For a moment we sat like this, him looking and me blushing and not lowering my eyes. This went on for a moment, until he smiled faintly and shrugged his shoulders, and said that he trusted me. “You. .” he said. “If you ever decide for some reason to write that fantasy, I believe that as an artist you’ll find a solution.” His living voice sounded almost laughing. As if he was laughing with me. There would be no punishment. There should be none and there would be none, because Oded and I wouldn’t allow it. There was nothing to be punished for.

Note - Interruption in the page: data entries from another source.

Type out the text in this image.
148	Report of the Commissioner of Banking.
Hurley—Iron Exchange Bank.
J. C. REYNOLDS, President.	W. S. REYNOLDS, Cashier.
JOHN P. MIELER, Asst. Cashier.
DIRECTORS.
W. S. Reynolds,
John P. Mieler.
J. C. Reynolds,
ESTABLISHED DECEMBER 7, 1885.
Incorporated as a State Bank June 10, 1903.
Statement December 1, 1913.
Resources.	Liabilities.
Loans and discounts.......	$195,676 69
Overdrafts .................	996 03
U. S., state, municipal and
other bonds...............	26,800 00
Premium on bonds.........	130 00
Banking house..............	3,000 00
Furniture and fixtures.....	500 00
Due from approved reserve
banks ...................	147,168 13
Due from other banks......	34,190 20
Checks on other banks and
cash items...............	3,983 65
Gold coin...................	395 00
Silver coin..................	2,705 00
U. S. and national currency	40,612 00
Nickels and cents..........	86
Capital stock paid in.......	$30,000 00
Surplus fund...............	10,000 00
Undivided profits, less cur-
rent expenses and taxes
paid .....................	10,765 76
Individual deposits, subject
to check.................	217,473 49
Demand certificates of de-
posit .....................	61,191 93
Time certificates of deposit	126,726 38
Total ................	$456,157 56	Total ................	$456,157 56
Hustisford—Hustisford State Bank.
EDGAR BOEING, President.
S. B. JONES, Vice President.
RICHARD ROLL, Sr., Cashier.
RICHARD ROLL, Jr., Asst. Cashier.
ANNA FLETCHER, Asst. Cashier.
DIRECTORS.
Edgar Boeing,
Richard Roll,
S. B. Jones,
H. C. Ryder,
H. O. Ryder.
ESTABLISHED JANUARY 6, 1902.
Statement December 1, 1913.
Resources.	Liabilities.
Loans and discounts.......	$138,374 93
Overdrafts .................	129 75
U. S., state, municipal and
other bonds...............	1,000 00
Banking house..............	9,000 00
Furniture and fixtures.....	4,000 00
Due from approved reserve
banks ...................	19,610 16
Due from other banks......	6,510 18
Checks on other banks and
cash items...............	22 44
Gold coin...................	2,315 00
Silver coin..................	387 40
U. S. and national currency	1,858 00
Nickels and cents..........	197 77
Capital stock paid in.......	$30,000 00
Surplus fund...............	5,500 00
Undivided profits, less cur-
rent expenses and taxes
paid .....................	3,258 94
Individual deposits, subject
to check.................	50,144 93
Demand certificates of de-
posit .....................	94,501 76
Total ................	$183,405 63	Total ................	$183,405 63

Oded said that he trusted me. My husband smiled at me as if at a young girl. “Their love will only grow stronger,” he said to me. But the rubbing of his chin that followed immediately betrayed anxiety over my thoughts about writing. And thus, in the same breath as he expressed his belief in me, he suggested bringing Alice back to life and renewing my walks in our city with her. “Think about it. Just think about it. In fact it isn’t even a question of bringing her back to life like in all kinds of rubbishy serials, and you don’t have to explain to anyone how come she isn’t dead. Apart from your editor and me nobody knows what happened to her in the last column you wrote, because in the end they never printed it, and you can relate to it as if it never really happened.”
•
My husband was always stubborn, but ever since the incident in the desert he had shown a new kind of self-assertion — anyone who knows him will confirm this — and things reached such pass that last month he went head to head with his father in the office. Oded abandoned the way of quiet diplomacy, and from the secretaries I heard about the shouts coming from behind the door. Menachem, I imagine, did not raise his voice, but afterward, for four days, the two of them didn’t exchange a word, and my husband, who was calm and resolute, made it clear that if his father refused to back down and or stop interfering in his cases this time, he would walk out.